The company is also supportive of staff who wish to upgrade their skills. Employees enrolled in an institute of higher learning, private education institute or government-accredited course under SkillsFuture can take up to one FWA day per month and up to two additional days in months when a major assignment is due.


Welfare is also a focus— staff who are menstruating or attending high-key in-camp training of at least eight days can take up to two days per month.
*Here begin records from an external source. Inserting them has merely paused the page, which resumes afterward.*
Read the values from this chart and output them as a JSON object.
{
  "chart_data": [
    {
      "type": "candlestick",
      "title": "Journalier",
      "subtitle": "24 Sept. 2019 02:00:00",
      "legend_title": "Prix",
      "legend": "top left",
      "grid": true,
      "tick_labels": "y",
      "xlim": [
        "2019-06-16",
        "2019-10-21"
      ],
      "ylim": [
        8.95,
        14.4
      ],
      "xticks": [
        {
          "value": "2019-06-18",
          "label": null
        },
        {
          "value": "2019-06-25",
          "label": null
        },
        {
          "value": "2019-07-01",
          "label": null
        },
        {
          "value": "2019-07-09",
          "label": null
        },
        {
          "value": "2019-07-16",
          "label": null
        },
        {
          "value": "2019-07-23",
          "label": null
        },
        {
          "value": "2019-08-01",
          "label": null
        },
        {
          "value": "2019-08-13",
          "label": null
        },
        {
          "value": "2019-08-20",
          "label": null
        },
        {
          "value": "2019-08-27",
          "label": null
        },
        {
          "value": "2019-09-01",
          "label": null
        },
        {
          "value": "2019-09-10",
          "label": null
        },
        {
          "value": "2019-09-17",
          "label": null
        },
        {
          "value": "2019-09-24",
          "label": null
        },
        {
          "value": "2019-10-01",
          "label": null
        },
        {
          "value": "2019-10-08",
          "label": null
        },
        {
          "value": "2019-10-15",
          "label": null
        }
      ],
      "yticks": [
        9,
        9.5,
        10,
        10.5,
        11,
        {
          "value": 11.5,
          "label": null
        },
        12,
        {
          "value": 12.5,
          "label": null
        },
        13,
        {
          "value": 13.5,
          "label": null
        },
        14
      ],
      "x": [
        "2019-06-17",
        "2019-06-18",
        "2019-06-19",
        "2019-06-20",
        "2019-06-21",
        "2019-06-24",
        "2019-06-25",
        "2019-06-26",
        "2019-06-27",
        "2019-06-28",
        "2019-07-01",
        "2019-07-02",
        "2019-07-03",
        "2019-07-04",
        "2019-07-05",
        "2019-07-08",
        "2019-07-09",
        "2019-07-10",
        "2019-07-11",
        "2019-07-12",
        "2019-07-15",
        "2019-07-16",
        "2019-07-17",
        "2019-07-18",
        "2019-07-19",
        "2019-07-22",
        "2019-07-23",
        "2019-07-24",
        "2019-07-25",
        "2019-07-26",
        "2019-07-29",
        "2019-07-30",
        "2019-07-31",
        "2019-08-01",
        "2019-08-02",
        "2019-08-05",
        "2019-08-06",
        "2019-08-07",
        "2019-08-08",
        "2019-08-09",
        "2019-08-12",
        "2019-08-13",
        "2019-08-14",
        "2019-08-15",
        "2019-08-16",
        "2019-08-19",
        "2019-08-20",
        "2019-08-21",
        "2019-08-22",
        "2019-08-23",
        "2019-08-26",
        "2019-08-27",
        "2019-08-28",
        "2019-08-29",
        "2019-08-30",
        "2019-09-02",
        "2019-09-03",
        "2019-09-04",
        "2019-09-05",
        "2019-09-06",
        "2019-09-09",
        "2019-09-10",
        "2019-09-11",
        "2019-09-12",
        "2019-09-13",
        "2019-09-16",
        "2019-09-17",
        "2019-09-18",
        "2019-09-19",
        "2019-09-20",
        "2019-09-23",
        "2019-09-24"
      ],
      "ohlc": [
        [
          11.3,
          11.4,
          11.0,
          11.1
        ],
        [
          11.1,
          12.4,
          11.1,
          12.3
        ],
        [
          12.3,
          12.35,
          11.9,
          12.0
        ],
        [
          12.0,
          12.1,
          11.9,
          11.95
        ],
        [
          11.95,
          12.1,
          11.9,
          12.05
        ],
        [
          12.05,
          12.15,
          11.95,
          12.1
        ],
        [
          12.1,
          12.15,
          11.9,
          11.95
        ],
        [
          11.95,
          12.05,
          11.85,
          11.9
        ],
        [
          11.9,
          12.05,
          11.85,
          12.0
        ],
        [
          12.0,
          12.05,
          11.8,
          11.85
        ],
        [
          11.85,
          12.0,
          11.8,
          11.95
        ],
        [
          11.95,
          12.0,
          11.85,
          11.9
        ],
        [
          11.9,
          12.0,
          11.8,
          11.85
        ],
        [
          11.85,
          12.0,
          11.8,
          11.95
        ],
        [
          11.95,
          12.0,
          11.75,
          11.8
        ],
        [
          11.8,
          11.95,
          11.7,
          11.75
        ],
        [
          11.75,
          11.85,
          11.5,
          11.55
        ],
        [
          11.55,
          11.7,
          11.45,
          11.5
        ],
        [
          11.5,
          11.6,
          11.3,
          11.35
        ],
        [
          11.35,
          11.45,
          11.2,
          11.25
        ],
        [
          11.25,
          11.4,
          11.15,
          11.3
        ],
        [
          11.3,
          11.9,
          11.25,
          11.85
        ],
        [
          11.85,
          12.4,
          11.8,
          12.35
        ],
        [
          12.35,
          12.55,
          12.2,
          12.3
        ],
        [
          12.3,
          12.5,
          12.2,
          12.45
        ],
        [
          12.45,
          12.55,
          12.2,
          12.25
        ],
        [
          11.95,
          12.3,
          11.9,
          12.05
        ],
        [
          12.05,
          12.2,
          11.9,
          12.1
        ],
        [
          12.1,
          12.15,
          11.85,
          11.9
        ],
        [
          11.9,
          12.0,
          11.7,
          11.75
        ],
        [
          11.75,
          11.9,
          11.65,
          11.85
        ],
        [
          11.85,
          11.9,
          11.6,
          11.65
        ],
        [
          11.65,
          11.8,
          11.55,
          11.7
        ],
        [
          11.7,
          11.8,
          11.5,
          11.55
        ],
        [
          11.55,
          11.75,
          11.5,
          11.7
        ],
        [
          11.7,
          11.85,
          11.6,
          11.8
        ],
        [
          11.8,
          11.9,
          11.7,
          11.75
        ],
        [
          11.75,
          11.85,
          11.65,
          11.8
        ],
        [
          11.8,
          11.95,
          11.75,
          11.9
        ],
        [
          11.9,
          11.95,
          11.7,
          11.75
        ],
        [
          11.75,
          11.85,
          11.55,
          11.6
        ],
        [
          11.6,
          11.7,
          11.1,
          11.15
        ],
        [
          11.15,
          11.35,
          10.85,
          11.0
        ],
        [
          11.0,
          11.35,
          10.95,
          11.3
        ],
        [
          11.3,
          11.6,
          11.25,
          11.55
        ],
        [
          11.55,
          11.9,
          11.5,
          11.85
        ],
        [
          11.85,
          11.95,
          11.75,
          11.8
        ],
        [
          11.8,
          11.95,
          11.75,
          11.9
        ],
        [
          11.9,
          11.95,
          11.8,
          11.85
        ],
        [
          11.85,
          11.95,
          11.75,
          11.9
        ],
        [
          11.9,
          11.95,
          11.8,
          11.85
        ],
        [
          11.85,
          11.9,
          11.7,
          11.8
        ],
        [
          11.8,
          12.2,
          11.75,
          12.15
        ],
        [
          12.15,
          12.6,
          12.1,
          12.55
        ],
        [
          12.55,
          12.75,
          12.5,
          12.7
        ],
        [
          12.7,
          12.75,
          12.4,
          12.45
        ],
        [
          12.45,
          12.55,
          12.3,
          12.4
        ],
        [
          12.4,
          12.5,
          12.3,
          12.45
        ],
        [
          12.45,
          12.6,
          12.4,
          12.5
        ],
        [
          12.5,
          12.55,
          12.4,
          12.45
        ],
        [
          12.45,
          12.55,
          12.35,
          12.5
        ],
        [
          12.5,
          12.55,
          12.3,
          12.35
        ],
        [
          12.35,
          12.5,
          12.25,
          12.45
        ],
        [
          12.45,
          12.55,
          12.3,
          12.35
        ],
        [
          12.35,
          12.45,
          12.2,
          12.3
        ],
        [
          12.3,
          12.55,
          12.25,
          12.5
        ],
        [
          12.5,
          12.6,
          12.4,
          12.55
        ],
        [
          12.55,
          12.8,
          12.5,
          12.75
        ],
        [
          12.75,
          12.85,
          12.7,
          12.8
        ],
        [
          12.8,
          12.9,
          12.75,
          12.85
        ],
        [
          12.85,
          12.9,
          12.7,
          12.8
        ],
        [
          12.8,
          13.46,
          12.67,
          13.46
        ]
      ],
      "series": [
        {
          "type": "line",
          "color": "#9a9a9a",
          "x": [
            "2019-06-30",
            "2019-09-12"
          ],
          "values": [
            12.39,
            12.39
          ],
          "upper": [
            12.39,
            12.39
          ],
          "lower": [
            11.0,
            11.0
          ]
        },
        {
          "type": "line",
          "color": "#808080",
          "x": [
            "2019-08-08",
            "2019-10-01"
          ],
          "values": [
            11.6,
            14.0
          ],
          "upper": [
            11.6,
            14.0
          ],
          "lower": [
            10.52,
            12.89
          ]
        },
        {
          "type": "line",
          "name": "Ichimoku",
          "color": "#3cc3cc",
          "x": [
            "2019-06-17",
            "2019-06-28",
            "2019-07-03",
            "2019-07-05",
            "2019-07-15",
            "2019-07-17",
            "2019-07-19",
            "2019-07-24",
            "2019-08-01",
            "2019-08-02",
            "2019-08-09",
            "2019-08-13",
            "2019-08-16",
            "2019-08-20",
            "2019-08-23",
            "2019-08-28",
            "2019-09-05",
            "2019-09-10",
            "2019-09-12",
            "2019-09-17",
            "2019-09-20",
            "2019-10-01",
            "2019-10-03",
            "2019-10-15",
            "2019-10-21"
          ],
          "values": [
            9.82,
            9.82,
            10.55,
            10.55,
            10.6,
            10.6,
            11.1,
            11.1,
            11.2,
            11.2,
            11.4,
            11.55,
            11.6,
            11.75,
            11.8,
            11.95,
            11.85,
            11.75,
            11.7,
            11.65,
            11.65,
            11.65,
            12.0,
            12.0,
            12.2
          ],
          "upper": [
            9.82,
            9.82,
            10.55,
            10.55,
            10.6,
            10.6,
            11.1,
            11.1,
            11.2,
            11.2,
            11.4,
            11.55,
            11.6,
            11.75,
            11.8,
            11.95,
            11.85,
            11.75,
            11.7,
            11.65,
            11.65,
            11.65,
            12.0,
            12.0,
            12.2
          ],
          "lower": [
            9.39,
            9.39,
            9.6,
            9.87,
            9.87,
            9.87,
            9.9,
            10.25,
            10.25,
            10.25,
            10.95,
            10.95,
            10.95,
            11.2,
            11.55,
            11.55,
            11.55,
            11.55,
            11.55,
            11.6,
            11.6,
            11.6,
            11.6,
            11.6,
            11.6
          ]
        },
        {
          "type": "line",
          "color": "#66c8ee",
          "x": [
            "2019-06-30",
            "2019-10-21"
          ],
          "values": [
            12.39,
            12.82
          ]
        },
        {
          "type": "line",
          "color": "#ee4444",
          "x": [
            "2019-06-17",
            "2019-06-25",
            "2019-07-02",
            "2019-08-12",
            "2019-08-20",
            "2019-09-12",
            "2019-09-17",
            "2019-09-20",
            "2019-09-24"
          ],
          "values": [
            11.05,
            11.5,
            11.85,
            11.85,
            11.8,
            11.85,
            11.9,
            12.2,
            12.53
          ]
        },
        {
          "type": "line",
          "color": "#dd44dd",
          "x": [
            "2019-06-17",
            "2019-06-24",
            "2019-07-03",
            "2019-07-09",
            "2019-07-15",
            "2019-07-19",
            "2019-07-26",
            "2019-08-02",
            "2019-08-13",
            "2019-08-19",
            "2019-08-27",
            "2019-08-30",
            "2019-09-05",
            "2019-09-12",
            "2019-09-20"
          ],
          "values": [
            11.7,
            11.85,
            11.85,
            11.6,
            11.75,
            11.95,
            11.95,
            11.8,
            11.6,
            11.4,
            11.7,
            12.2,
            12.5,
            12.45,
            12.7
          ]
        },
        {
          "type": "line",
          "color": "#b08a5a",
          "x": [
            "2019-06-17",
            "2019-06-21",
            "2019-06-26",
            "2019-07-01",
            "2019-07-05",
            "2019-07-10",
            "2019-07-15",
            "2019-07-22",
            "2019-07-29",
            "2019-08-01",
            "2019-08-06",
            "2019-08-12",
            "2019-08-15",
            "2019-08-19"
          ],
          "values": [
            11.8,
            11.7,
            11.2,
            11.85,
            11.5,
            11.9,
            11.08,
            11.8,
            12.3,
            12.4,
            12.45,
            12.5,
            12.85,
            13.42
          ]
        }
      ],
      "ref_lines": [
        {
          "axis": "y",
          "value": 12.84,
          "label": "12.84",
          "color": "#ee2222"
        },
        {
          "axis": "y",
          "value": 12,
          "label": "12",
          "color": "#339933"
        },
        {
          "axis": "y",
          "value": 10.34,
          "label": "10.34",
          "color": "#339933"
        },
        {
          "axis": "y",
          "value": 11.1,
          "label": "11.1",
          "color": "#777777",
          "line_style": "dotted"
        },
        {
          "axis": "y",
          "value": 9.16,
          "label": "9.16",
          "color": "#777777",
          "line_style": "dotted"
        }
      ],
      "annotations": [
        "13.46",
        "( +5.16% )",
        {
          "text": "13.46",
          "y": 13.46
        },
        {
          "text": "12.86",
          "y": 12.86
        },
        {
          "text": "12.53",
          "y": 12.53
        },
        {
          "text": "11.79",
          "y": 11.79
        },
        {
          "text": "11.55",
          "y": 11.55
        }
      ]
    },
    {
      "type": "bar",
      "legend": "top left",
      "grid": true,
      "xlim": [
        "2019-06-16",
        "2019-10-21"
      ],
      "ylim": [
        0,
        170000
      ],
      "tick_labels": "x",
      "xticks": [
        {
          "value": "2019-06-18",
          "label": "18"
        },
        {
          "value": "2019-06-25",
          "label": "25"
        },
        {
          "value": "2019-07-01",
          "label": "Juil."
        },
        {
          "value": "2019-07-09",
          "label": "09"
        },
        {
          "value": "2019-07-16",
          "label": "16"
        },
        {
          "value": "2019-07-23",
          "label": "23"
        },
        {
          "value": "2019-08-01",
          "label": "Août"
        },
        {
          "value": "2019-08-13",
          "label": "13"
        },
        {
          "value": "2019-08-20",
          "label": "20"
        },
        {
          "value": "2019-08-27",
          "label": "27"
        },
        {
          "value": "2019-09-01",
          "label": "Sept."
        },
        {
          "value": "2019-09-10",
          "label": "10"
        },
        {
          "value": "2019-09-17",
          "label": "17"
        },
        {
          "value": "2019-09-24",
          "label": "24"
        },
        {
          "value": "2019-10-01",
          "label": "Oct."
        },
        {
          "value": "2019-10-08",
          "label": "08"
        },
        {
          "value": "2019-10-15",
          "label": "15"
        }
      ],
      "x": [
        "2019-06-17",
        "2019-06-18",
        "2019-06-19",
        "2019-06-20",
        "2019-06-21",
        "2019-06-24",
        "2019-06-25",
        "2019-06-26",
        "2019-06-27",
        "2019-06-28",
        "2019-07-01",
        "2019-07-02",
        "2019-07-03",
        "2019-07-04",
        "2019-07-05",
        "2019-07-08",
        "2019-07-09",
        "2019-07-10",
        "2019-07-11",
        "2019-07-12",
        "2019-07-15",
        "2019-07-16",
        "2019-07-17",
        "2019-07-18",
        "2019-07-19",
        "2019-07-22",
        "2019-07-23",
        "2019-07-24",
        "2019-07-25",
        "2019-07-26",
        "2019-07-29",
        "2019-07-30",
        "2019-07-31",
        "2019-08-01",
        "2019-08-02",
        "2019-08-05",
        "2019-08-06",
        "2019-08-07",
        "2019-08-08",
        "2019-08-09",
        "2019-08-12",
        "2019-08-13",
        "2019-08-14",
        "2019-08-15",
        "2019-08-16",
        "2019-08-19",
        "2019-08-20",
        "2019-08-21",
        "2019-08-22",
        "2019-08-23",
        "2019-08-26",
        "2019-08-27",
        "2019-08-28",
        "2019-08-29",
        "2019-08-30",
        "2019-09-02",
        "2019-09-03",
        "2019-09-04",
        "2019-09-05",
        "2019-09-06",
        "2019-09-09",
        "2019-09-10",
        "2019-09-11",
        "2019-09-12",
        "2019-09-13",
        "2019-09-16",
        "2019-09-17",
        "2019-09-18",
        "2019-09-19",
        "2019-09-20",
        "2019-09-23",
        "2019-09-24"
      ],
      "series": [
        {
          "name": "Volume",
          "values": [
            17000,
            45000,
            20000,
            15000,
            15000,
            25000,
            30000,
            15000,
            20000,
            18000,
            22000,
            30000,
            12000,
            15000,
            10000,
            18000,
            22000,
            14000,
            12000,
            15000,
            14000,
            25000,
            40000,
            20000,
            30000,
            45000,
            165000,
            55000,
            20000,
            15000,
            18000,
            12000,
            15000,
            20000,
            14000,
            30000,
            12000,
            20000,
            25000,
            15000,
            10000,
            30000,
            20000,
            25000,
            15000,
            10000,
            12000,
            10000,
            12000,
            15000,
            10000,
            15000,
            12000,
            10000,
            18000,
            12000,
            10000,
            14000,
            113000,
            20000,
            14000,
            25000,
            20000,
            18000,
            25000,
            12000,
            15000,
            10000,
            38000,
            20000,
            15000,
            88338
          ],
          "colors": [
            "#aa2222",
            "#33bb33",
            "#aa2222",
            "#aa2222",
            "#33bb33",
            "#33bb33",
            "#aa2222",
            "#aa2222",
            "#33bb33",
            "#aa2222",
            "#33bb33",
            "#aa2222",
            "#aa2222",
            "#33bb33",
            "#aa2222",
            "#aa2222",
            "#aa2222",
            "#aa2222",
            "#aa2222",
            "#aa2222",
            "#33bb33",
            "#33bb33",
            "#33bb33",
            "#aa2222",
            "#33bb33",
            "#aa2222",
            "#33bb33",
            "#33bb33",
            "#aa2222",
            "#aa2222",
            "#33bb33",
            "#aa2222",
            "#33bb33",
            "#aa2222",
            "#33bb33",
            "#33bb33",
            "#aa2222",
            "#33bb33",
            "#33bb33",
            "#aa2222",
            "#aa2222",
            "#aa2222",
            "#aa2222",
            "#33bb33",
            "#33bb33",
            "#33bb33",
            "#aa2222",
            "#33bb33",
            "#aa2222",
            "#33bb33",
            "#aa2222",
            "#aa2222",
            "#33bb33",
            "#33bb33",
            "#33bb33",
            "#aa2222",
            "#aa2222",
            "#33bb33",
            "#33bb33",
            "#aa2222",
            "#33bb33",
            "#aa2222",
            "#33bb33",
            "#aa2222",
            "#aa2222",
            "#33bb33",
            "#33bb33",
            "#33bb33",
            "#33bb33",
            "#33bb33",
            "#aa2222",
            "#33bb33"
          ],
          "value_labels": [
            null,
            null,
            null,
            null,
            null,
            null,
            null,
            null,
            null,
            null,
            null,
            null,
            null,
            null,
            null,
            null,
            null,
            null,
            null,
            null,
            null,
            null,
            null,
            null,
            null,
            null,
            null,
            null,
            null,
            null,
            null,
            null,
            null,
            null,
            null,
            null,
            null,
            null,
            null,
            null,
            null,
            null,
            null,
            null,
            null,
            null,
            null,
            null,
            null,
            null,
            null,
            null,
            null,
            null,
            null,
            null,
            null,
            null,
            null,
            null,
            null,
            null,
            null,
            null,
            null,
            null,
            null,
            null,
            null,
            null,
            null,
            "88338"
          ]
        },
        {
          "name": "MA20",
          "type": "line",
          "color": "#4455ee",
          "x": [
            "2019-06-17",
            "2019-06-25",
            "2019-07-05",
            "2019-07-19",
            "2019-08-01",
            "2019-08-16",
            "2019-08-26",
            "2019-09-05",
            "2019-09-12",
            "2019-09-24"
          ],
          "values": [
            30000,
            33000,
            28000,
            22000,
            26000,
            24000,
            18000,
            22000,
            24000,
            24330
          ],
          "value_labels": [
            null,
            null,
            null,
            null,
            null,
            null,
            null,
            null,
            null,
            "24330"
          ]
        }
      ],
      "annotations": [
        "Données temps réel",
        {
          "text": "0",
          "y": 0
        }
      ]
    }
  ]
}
Other arrangements include flexi-time, where staff have the flexibility to augment their work hours, and flexi-load, where staff can opt for shorter hours or part-time work.


AsiaOne Chief Executive Officer Sean Ler said that the whole motivation behind the FWA is to look after the welfare of their staff, many of whom are young, about to get married and may have kids soon.


“You can’t be everywhere and do everything all at once, so the only way is to empower and trust [your employees],” he said.


He added that the company focuses on goal setting to encourage employees to perform well and maintain staff productivity.


“At the end of every performance appraisal season, it’s also a goal-setting exercise. So, in terms of your outcomes, your personal development, and your professional development.


“At the end of the day, we can’t run away. If you’ve achieved it, you’ve achieved it,” he said.


Mr Ler also suggested that employers facing challenges in FWA implementation embrace technology and change their mindset.


AsiaOne recently formed a Company Training Committee with NTUC. It works closely with its union, the Creative Media and Publishing Union, to upskill its workforce, enhance productivity, and explore job redesign opportunities.


The company also participates in NTUC U WAF’s Better Workplace Campaign, which recognises and showcases progressive employers who commit to creating better workplaces with FWA, work-life harmony practices and a managing workplace harassment policy.


Tripartite Guidelines on FWA


Tripartite Workgroup representatives, including Senior Minister of State for Education and Manpower Gan Siow Huang and Singapore National Employers Federation Honorary Secretary Edwin Ng, also attended the visit.


The event is part of the Tripartite Workgroup’s engagement with workers and employers ahead of the Tripartite Guidelines on Flexible Work Arrangement Requests. It included a tour of AsiaOne and a sharing session on its FWA best practices.


“The tripartite partners – the Singapore National Employers Federation, National Trades Union Congress, and the Ministry of Manpower – have been working very hard to form a workgroup to develop this set of Tripartite Guidelines on Flexible Work Arrangements Requests.


"As part of the work of the TWG [Tripartite Workgroup], we want to learn from companies out there, including yours, and also to hear some suggestions and ideas on how to enable more workplaces to implement FWAs,” said Ms Gan.